What Is a DMC File?

Most are probably documents, but there are several possible formats

What to Know

  • Some DMC files are documents that open with Datamartist.
  • Others could be audio files (use FamiTracker) or text files (use a text editor).
  • How you open, edit, or convert your file depends on the format it's in.

This article describes a few formats that use the DMC file extension, including how to open and convert each kind.

What Is a DMC File?

A file with the DMC file extension might be a Datamartist data canvas file, which is a document used to manage datasets from Microsoft Excel, Microsoft SQL Server databases, and others.

Some files that end with .DMC might instead be DPCM audio samples. Often used for video games, they contain audio information for an instrument that a program can then use to manipulate the pitch and other settings.

Other DMC files might instead be Mimic configuration files or Medical Manager DML system compiled scripts.

DMC is also short for a number of technology-related terms, but none of them have anything to do with these file formats. Some examples include digital microcircuit, dial modem connector, dump memory contents, digital media coding, and direct mapped cache.

How to Open a DMC File

Datamartist is responsible for opening documents in that format. Considering that it's a document that references other data, and is saved in an XML-based format, you can also open one with a text editor to read it as a text file.
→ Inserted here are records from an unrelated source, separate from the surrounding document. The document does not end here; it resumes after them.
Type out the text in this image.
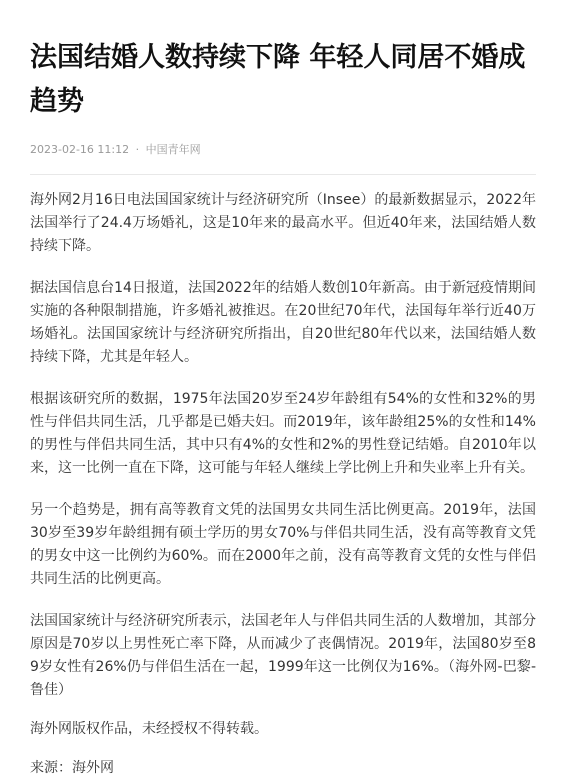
法国结婚人数持续下降 年轻人同居不婚成趋势
2023-02-16 11:12 · 中国青年网

海外网2月16日电法国国家统计与经济研究所（Insee）的最新数据显示，2022年法国举行了24.4万场婚礼，这是10年来的最高水平。但近40年来，法国结婚人数持续下降。

据法国信息台14日报道，法国2022年的结婚人数创10年新高。由于新冠疫情期间实施的各种限制措施，许多婚礼被推迟。在20世纪70年代，法国每年举行近40万场婚礼。法国国家统计与经济研究所指出，自20世纪80年代以来，法国结婚人数持续下降，尤其是年轻人。

根据该研究所的数据，1975年法国20岁至24岁年龄组有54%的女性和32%的男性与伴侣共同生活，几乎都是已婚夫妇。而2019年，该年龄组25%的女性和14%的男性与伴侣共同生活，其中只有4%的女性和2%的男性登记结婚。自2010年以来，这一比例一直在下降，这可能与年轻人继续上学比例上升和失业率上升有关。

另一个趋势是，拥有高等教育文凭的法国男女共同生活比例更高。2019年，法国30岁至39岁年龄组拥有硕士学历的男女70%与伴侣共同生活，没有高等教育文凭的男女中这一比例约为60%。而在2000年之前，没有高等教育文凭的女性与伴侣共同生活的比例更高。

法国国家统计与经济研究所表示，法国老年人与伴侣共同生活的人数增加，其部分原因是70岁以上男性死亡率下降，从而减少了丧偶情况。2019年，法国80岁至89岁女性有26%仍与伴侣生活在一起，1999年这一比例仅为16%。（海外网-巴黎-鲁佳）

海外网版权作品，未经授权不得转载。

来源：海外网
DMC files in Windows 10 that open with Datamartist

If you think your file is related to an audio format, you can open it with FamiTracker. This program refers to DMC files as "delta modulated samples."

You can't use the File menu to open a DMC file in FamiTracker. Here's how:

  1. Go to the Instrument > New instrument menu to make a new instrument.

  2. Double-click or double-tap the 00 - New instrument entry that was just built.

  3. Go into the DPCM samples tab.

  4. Use the Load button off to the right to open one or more DMC files.

Other DMC files can be 3D image files used by the DAZ 3D Mimic program for making facial animations.

If it's not in any of those formats, your file could be a script that opens with a program called Sage Medical Manager.

If you find that an application on your PC does try to open the DMC file but it's the wrong program, or you'd rather have another installed program open it, see our guide on how to change file associations in Windows.

How to Convert a DMC File

Datamartist DMC files can't be converted to another file format using that program. However, if for some reason you need it to exist with a different file extension, like TXT, you can use a text editor to do that conversion. Notepad++ is a good choice.

If any of the other formats are able to be converted, there's a good chance the program that opens it is the one capable of doing the conversion.

For example, if you have a DMC file that opens in Mimic, look in that program's File menu for some sort of Save As option. There might even be an Export or Convert button somewhere that lets you save it to a different format.

Still Can't Open the File?

If at this point, your file isn't opening with any of the programs you tried, you might consider that you're misreading the file extension. Some files use a suffix that closely resembles DMC even though the formats are entirely different.

For example, a DCM or DICOM file could easily be confused for a DMC file even though they're used to store medical images—something much different than the formats mentioned on this page.

Another is the DMG format used on Mac computers. If you double-check the file extension and find that you really have a DMG file, follow that link to learn more about that format and how you can open it on your computer.

Otherwise, research the file extension that your file is using, either here on Lifewire or elsewhere on the internet. You should be able to find the format that relates to that file extension and then, ultimately, be able to download the program you need to open or convert it.

DMC is also the name of a textile company whose website is DMC.com. Files downloaded through that website, like these free embroidery designs and cross stitch patterns, are most likely stored in the PDF format (i.e., you can use a free PDF reader to open them).